Bajo la premisa de que la práctica de deporte, acorde a las características físicas de cada individuo, puede reducir el riesgo de artrosis articular tras la cincuentena, Sánchez matiza que, “al fin y al cabo, el hombre es un animal. Humanizado, sí; pero un animal; como un jabalí o un león, y el ejercicio le mantiene en forma”, concluye el experto.   

“Para un chaval de 18 años con la rodilla dañada, el centro de su vida es la recuperación de esa articulación”, continúa, “en el caso de una persona de 50 años, están su familia, su trabajo y después la recuperación; ese reparto, ese desequilibrio de tiempos, también influye”, puntualiza, “es cierto que a medida que pasan los años, por muy en forma que se encuentre el individuo, la recuperación es más costosa”, admite.

“La naturaleza tiene unos mecanismos de reparación de los tejidos”, explica, “cuando hay una lesión, sangra y en su coágulo están las señales para hacer cosas; es decir, un hueso se rompe y las células del hueso saben que tienen que empezar a fabricar hueso”, ejemplifica el traumatólogo, “ese lenguaje celular lo hacen unas proteínas, factores de crecimiento, que están en las plaquetas y en el plasma”.

"Messi está hecho de mejor calidad"

Así como un organismo joven se recupera antes de las lesiones “los deportistas tienen unas condiciones físicas y una fortaleza mental que acorta los tiempos de recuperación”, señala; y de la misma forma que un adolescente se centra en la recuperación, “que un Messi o un Nadal no puedan jugar es un drama, por eso dedica más tiempo a su puesta a punto que la población general”.

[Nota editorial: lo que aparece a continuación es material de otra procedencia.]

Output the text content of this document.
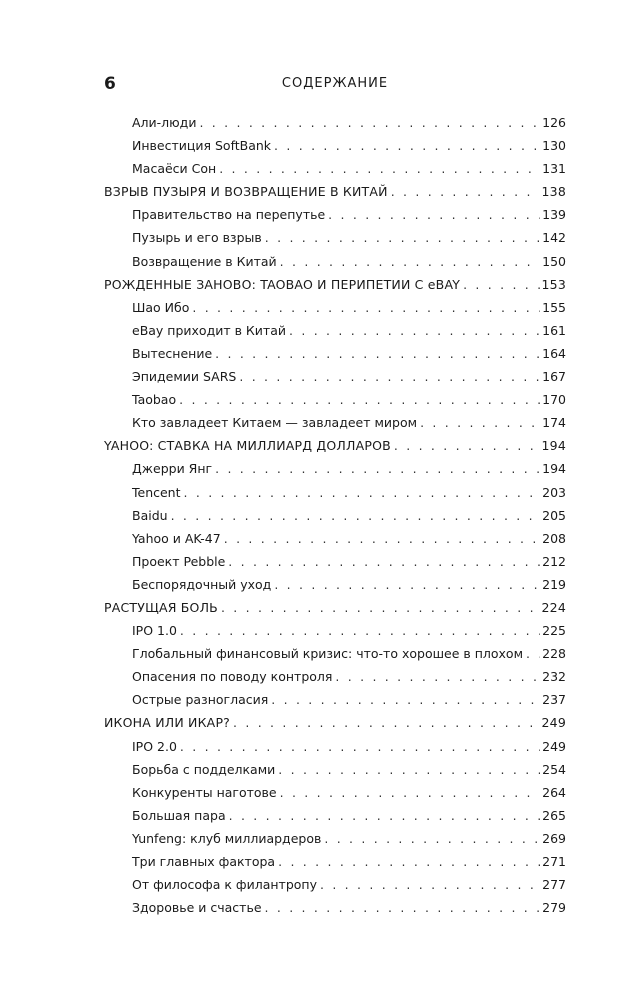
6	СОДЕРЖАНИЕ
Али-люди . . .	126
Инвестиция SoftBank . . .	130
Масаёси Сон . . .	131
ВЗРЫВ ПУЗЫРЯ И ВОЗВРАЩЕНИЕ В КИТАЙ . . .	138
Правительство на перепутье . . .	139
Пузырь и его взрыв . . .	142
Возвращение в Китай . . .	150
РОЖДЕННЫЕ ЗАНОВО: TAOBAO И ПЕРИПЕТИИ С eBAY . . .	153
Шао Ибо . . .	155
eBay приходит в Китай . . .	161
Вытеснение . . .	164
Эпидемии SARS . . .	167
Taobao . . .	170
Кто завладеет Китаем — завладеет миром . . .	174
YAHOO: СТАВКА НА МИЛЛИАРД ДОЛЛАРОВ . . .	194
Джерри Янг . . .	194
Tencent . . .	203
Baidu . . .	205
Yahoo и AK-47 . . .	208
Проект Pebble . . .	212
Беспорядочный уход . . .	219
РАСТУЩАЯ БОЛЬ . . .	224
IPO 1.0 . . .	225
Глобальный финансовый кризис: что-то хорошее в плохом . . . 228
Опасения по поводу контроля . . .	232
Острые разногласия . . .	237
ИКОНА ИЛИ ИКАР? . . .	249
IPO 2.0 . . .	249
Борьба с подделками . . .	254
Конкуренты наготове . . .	264
Большая пара . . .	265
Yunfeng: клуб миллиардеров . . .	269
Три главных фактора . . .	271
От философа к филантропу . . .	277
Здоровье и счастье . . .	279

A esto debe sumarse la realidad de que “los deportistas de élite, desde el punto de vista anatómico y biológico son mejores y están hechos de mejor calidad”, defiende Sánchez, “tienen mayor poder de cicatrización, de musculación, y una capacidad de superación superior a la población en general”, ejemplifica; por eso “suelen enfrentarse mejor a los procesos quirúrgicos y a la posterior rehabilitación”.

Sin embargo, y a pesar de la creencia popular contraria, “los tratamientos y cirugías empleados en deportistas de élite y en la población en general son los mismos y de la misma calidad”, asegura, “no se opera mejor a unos que a otros; lo que cambia es el material”, insiste, “no se gasta más dinero ni más recursos; el cariño, dedicación y personal es igual para todos”, concluye.